Es wurde halb sieben, bevor sich die Gäste verabschiedeten. Martha Seminas begleitete sie zu ihren Wagen. Es war ein schöner Nachmittag für sie gewesen, trotzdem fühlte sie sich ziemlich erschöpft. Auch wenn sie seit vierzehn Tagen gesund war, sie hatte noch immer unter den Folgen der Grippe zu leiden. Sie wußte, daß es nicht allein ihr so ging. Auch ihre Nachbarin hatte lange Zeit mit Schwächeanfällen kämpfen müssen.

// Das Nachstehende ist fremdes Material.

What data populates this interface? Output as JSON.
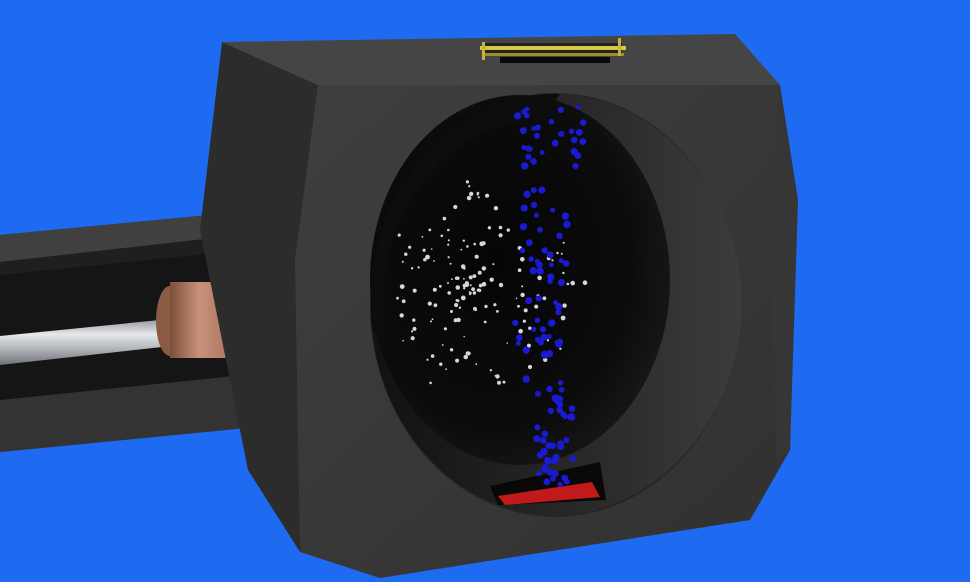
{
  "scene": {
    "background": "#1e6af0",
    "subject": "ionization-chamber-render",
    "colors": {
      "housing": "#3a3a3a",
      "housing_side": "#2b2b2b",
      "housing_top": "#464646",
      "interior": "#121212",
      "rail": "#2d2d2d",
      "rod": "#b9bcc2",
      "collar": "#b07a5c",
      "neutral_particle": "#d6d6d6",
      "ion_particle": "#1a1ad0",
      "collector_plate": "#c21a1a",
      "top_slot_rail": "#d8c84a"
    }
  }
}
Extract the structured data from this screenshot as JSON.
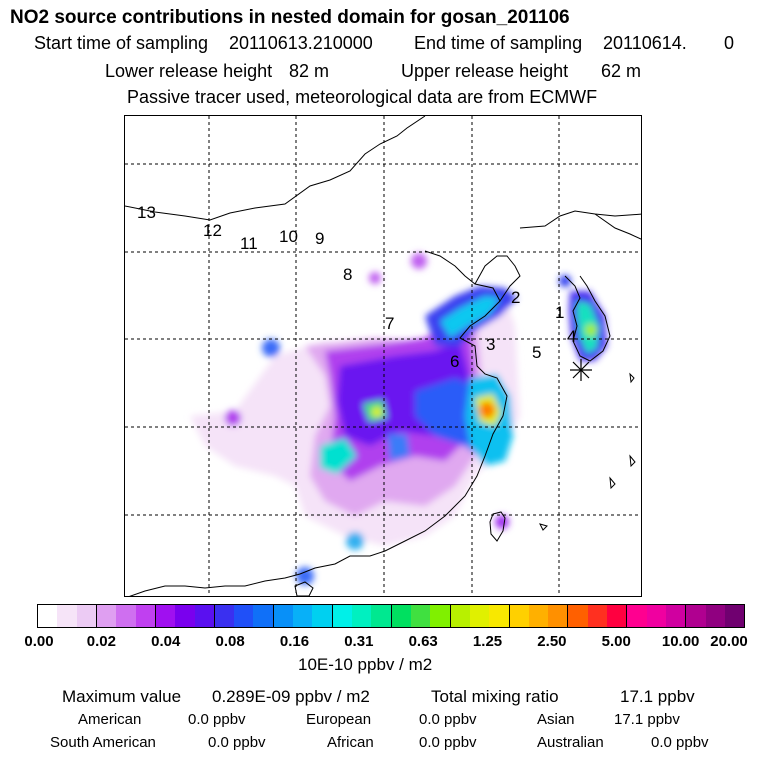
{
  "header": {
    "title": "NO2 source contributions in nested domain for gosan_201106",
    "start_label": "Start time of sampling",
    "start_value": "20110613.210000",
    "end_label": "End time of sampling",
    "end_value": "20110614.",
    "end_hour": "0",
    "lower_label": "Lower release height",
    "lower_value": "82 m",
    "upper_label": "Upper release height",
    "upper_value": "62 m",
    "note": "Passive tracer used, meteorological data are from ECMWF"
  },
  "map": {
    "region_labels": [
      "13",
      "12",
      "11",
      "10",
      "9",
      "8",
      "7",
      "6",
      "3",
      "2",
      "1",
      "4",
      "5"
    ]
  },
  "colorbar": {
    "colors": [
      "#ffffff",
      "#f6e4f8",
      "#eccbf4",
      "#df9ff1",
      "#cf6ff0",
      "#c040f0",
      "#a010f0",
      "#7a00ee",
      "#5a10f0",
      "#3a30f0",
      "#2050f8",
      "#1070f8",
      "#0890f8",
      "#08b0f8",
      "#00d0f0",
      "#00f0e8",
      "#00f0c0",
      "#00e890",
      "#00e060",
      "#40e040",
      "#80f000",
      "#b8f000",
      "#e0f000",
      "#f8e800",
      "#ffd000",
      "#ffb000",
      "#ff9000",
      "#ff6000",
      "#ff3020",
      "#ff0040",
      "#ff0090",
      "#f000a0",
      "#d000a0",
      "#b00090",
      "#900080",
      "#700070"
    ],
    "tick_labels": [
      "0.00",
      "0.02",
      "0.04",
      "0.08",
      "0.16",
      "0.31",
      "0.63",
      "1.25",
      "2.50",
      "5.00",
      "10.00",
      "20.00"
    ],
    "units": "10E-10 ppbv / m2"
  },
  "stats": {
    "max_label": "Maximum value",
    "max_value": "0.289E-09 ppbv / m2",
    "total_label": "Total mixing ratio",
    "total_value": "17.1 ppbv",
    "regions": [
      {
        "name": "American",
        "value": "0.0 ppbv"
      },
      {
        "name": "European",
        "value": "0.0 ppbv"
      },
      {
        "name": "Asian",
        "value": "17.1 ppbv"
      },
      {
        "name": "South American",
        "value": "0.0 ppbv"
      },
      {
        "name": "African",
        "value": "0.0 ppbv"
      },
      {
        "name": "Australian",
        "value": "0.0 ppbv"
      }
    ]
  }
}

»Kommen Sie gut nach Hause, Doktor Baumann«, wünschte sie.

»Danke, Frau Seminas«, erwiderte der Arzt. »Und nochmals Danke für die Einladung.« Er wandte sich Vincent zu. »Fahren Sie nach Hause oder ins Seeschlößchen?«

»Claire hat bis Montag frei. Wir fahren zu meinem Vater.« Der junge Mann legte den Arm um seine Freundin. »Vorher wollen wir noch ein Stückchen spazierengehen.«

»Dann wünsche ich Ihnen viel Vergnügen«, sagte Eric herzlich. Er verabschiedete sich auch von den Lindenmaiers und stieg in seinen Wagen. Nach einem letzten Winken gab er Gas.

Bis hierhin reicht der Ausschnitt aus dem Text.